Metabolic demands on a fetus are limited, and the fluid-filled high-resistance fetal lungs receive only about 10% of the ventricular output. In the absence of significant atrioventricular valve regurgitation, oxygen delivery and growth of the fetus are therefore determined only by the ability of the placenta to provide oxygen-rich blood to the systemic venous atrium and the contractility of the functionally single systemic ventricle. Blood from the placenta enters the fetus through the umbilical veins and then enters the portal system, inferior vena cava, and ultimately the systemic venous atrium via the ductus venosus. In fetuses with a structurally normal heart, umbilical venous blood has an oxygen saturation of about 80% to 85% and a PO 2 of about 32 to 35 mm Hg, although this may be diminished in fetuses with CHD.
The dramatic changes in physiology seen with the transitional circulation in neonates with structurally normal hearts (fall in PVR; increase in pulmonary blood flow; increase in combined ventricular work; increase in systemic ventricular afterload; closure of the ductus venosus, ductus arteriosus, and foramen ovale, among others; see also Chapter 15 ) result in hemodynamic abnormalities that are quite variable, depending on the individual anatomy of the fUVH and the timing of “transition.” It is beyond the scope of this chapter to define these changes for the myriad of individual structural defects with “single ventricle physiology”; suffice it to say that the initial principles of presurgical management are in most cases directed toward mimicking the fetal circulation :
Ensuring continued patency of the ductus arteriosus
Minimizing restriction at the atrial level (if present)
Manipulating the distribution of the fUVH cardiac output, typically with strategies that keep PVR elevated and systemic vascular resistance low
Clarifications and Proposed Changes to Terminology Used in the Neonate, Infant, and Child With a Functionally Univentricular Heart
Previously, the circulation of the neonate with a fUVH, both before and after surgical palliation, has been described as a parallel circulation . We feel that this is an inaccurate term for babies with a fUVH, as a truly parallel circulation should be reserved for neonates with unrepaired transposition of the great arteries (see Chapter 37 ). More accurately, the fUVH must distribute the ventricular output to both the pulmonary and systemic vascular beds, and if there is atrioventricular valve regurgitation, retrograde to the atrium. Thus, rather than a “parallel circulation,” the physiology in the neonate with a fUVH is better described as a multidistribution circulation ( Fig. 70.2 ).
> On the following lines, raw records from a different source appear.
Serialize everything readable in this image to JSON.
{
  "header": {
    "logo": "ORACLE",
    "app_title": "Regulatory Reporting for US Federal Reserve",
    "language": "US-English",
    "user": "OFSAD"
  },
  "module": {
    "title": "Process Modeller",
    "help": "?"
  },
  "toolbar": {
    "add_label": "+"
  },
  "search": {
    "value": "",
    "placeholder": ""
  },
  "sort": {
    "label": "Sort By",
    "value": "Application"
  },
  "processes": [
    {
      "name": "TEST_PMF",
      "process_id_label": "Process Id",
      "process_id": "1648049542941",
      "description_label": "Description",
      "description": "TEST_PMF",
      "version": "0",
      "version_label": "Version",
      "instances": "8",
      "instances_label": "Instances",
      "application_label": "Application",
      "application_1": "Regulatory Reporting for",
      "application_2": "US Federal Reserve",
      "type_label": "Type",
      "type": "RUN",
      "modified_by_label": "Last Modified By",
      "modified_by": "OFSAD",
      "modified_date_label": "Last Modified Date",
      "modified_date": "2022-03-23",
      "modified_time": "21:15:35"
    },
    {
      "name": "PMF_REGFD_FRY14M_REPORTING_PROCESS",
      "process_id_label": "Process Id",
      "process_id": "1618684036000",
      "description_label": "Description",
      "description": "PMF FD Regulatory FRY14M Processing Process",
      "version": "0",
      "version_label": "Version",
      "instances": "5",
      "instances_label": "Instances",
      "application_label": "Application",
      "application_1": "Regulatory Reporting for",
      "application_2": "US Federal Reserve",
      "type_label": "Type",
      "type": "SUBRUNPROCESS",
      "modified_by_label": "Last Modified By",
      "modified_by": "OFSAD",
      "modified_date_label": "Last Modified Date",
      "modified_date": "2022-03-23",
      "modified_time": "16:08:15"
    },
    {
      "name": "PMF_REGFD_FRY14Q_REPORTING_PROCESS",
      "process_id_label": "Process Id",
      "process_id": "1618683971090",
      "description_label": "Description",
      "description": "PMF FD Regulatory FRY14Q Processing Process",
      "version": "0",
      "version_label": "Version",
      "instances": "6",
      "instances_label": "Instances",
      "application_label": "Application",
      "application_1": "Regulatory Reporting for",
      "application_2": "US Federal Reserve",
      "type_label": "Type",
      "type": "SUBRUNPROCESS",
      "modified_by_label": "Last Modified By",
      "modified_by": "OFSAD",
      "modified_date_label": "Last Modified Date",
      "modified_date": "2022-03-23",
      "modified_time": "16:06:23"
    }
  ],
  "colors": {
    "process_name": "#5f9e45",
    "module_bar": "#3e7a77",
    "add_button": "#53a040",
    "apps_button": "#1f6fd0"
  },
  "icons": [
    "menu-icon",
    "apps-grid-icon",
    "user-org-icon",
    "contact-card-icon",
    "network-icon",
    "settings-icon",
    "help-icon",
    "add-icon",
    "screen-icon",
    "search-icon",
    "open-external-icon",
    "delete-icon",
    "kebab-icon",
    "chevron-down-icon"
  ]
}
Both before and after surgical management in the neonate, the fUVH is volume-overloaded, as it supplies the pulmonary blood flow (Qp) plus the systemic blood flow (Qs) plus the regurgitant volume (Qr) if present. Additionally, although the term cardiac output has frequently been used clinically to describe the systemic blood flow in children with a biventricular circulation, this is an incorrect term in a neonate with a fUVH. The true “cardiac” output is distributed in two to three different compartments. Clinically, it is important in the neonate with a fUVH to be clear regarding the difference between the ventricular output (Qp + Qs + Qr) and that fraction of the ventricular output that delivers oxygen to the tissues—the systemic blood flow.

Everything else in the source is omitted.